Für den französischen Philosophen Gilles Deleuze sind die Affekte der Freude wie Sprungbretter, die einen Menschen mit Schwung über etwas hinwegtragen. Diese Hürde hätte er nie überwunden, wenn er nur traurig gewesen wäre. Es gibt sogar Leute, die werden besser in Latein, wenn sie verliebt sind. Womit hängt das zusammen? Wie macht man Fortschritte? Fortschritte verlaufen nie linear. Gilles Deleuze schreibt: „Eine kleine Freude katapultiert uns in eine Welt konkreter Ideen, die die traurigen Affekte weggefegt hat oder weiter bekämpft.“ Für Isabella Guanzini entsteht aus der Freude eine immer stärkere Intensität des Lebens, die ein immer dichteres Netz gesellschaftlicher Wirkungen entfaltet. Diese bringen Ideen in Fluss und können Ereignisse im vielfältigen Gewebe des Zusammenlebens anstoßen. Isabella Guanzini ist Professorin für Fundamentaltheologie an der Universität Graz.
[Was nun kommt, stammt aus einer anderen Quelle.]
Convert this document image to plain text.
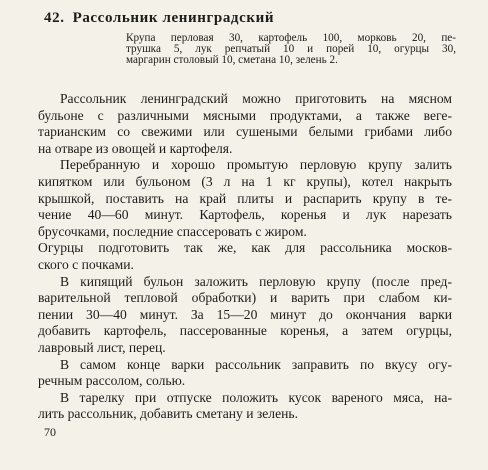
42. Рассольник ленинградский
Крупа перловая 30, картофель 100, морковь 20, пе-
трушка 5, лук репчатый 10 и порей 10, огурцы 30,
маргарин столовый 10, сметана 10, зелень 2.
Рассольник ленинградский можно приготовить на мясном
бульоне с различными мясными продуктами, а также веге-
тарианским со свежими или сушеными белыми грибами либо
на отваре из овощей и картофеля.
Перебранную и хорошо промытую перловую крупу залить
кипятком или бульоном (3 л на 1 кг крупы), котел накрыть
крышкой, поставить на край плиты и распарить крупу в те-
чение 40—60 минут. Картофель, коренья и лук нарезать
брусочками, последние спассеровать с жиром.
Огурцы подготовить так же, как для рассольника москов-
ского с почками.
В кипящий бульон заложить перловую крупу (после пред-
варительной тепловой обработки) и варить при слабом ки-
пении 30—40 минут. За 15—20 минут до окончания варки
добавить картофель, пассерованные коренья, а затем огурцы,
лавровый лист, перец.
В самом конце варки рассольник заправить по вкусу огу-
речным рассолом, солью.
В тарелку при отпуске положить кусок вареного мяса, на-
лить рассольник, добавить сметану и зелень.
70
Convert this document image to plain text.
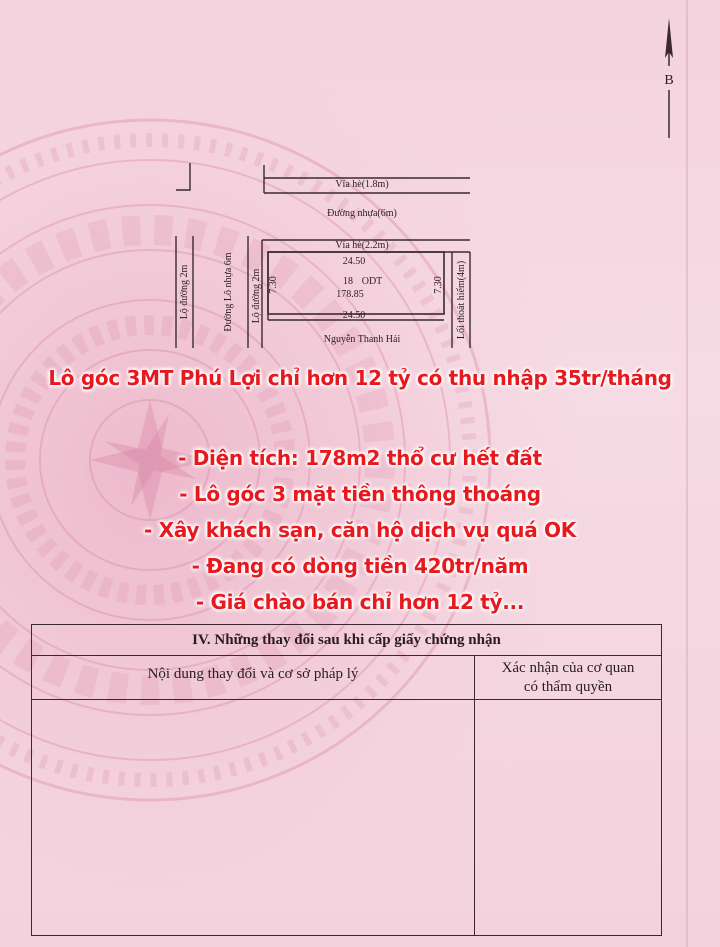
B
Vỉa hè(1.8m)
Đường nhựa(6m)
Vỉa hè(2.2m)
24.50
18 ODT
178.85
24.50
Nguyễn Thanh Hải
7.30	7.30
Lộ đường 2m	Đường Lô nhựa 6m Lộ đường 2m	Lối thoát hiểm(4m)
Lô góc 3MT Phú Lợi chỉ hơn 12 tỷ có thu nhập 35tr/tháng
- Diện tích: 178m2 thổ cư hết đất
- Lô góc 3 mặt tiền thông thoáng
- Xây khách sạn, căn hộ dịch vụ quá OK
- Đang có dòng tiền 420tr/năm
- Giá chào bán chỉ hơn 12 tỷ...
IV. Những thay đổi sau khi cấp giấy chứng nhận
Nội dung thay đổi và cơ sở pháp lý	Xác nhận của cơ quan
có thẩm quyền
Die Liebe schenkt den Menschen Leben

Die Liebe ist beispielsweise der Weg, um aus sich selbst herauszugehen. Damit beginnt man auch, die Welt besser zu verstehen. Dies gleicht einem Impuls zu einer tieferen Bindung mit der Wirklichkeit. Liebe ist weniger eine Leidenschaft als vielmehr ein Affekt, wie Baruch de Spinoza sagt. Sie ist keine Erfahrung, die man erleidet, sondern ein Akt der Erkenntnis. Sie ist eine Art, die Welt wahrzunehmen und zu sehen, die zum reinen Ausdruck der Freude über die Gegenwart eines anderen wird.

Baruch de Spinoza schreibt: „Liebe ist Freude unter Begleitung der Idee einer äußeren Ursache.“ Das bedeutet, dass die Liebe den Menschen Leben schenkt, sie aktiver macht und sensibler für die Welt sowie für die Gegenwart eines anderen. Narzisstische Verliebtheit achtet nicht sonderlich auf die äußere Ursache, sondern benutzt sie lediglich als Projektionsfläche der eigenen Phantastereien. In der Liebe hingegen ist der andere tatsächlich außerhalb der eigenen Person.
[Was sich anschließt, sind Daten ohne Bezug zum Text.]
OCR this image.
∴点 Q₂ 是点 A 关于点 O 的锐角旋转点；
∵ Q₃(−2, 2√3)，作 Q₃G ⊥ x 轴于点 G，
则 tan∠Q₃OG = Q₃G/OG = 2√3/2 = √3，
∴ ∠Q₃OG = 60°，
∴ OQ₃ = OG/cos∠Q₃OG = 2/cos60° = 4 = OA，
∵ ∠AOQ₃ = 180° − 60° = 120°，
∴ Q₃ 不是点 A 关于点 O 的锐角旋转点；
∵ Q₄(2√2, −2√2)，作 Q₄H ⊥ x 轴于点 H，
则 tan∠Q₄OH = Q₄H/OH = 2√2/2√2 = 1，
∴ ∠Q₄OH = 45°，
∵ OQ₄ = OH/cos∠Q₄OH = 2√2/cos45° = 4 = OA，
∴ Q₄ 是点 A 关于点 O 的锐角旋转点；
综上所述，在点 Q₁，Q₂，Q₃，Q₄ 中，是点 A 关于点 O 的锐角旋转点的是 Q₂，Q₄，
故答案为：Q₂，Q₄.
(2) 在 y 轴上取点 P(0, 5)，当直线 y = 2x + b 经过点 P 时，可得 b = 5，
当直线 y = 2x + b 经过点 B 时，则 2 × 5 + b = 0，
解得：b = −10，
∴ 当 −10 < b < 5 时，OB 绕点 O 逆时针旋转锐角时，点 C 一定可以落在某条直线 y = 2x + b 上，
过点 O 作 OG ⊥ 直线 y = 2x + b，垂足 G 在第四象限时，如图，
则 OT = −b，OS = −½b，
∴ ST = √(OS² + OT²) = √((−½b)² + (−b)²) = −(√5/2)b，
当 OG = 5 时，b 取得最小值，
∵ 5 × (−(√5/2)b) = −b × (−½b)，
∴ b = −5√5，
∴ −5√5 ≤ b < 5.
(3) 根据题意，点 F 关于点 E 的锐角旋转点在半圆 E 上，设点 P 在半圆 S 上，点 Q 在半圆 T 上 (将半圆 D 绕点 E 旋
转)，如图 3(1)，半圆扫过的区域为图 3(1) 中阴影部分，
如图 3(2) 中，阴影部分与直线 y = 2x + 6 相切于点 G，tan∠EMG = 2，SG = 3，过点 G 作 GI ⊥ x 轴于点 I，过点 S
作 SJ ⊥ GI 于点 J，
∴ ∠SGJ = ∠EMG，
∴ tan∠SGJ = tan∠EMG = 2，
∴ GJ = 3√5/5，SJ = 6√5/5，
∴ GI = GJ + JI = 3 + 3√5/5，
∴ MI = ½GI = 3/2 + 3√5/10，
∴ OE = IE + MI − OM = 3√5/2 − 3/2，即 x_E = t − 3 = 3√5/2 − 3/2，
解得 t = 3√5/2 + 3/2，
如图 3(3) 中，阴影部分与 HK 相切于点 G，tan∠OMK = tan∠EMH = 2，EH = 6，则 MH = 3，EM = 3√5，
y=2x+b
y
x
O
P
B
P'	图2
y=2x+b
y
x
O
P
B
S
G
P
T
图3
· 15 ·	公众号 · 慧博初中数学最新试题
Verliebte verstehen die Unzulänglichkeiten des anderen

Der andere ist dann weder das Phantasma des idealisierten Ich noch die andere Seite einer symbiotischen Einheit. Sondern er ist eine Welt für sich, welche die eigenen Affekte mobilisiert und große Freude schenken kann. Die Distanz und den Unterschied, die das Selbst vom anderen trennt, gilt es anzuerkennen. Denn das ist ein Zeichen für die Realität und Wahrheit der Liebe, in der man die Unzulänglichkeiten des anderen versteht, ohne verleitet zu sein, diese zu verletzen oder auszulöschen.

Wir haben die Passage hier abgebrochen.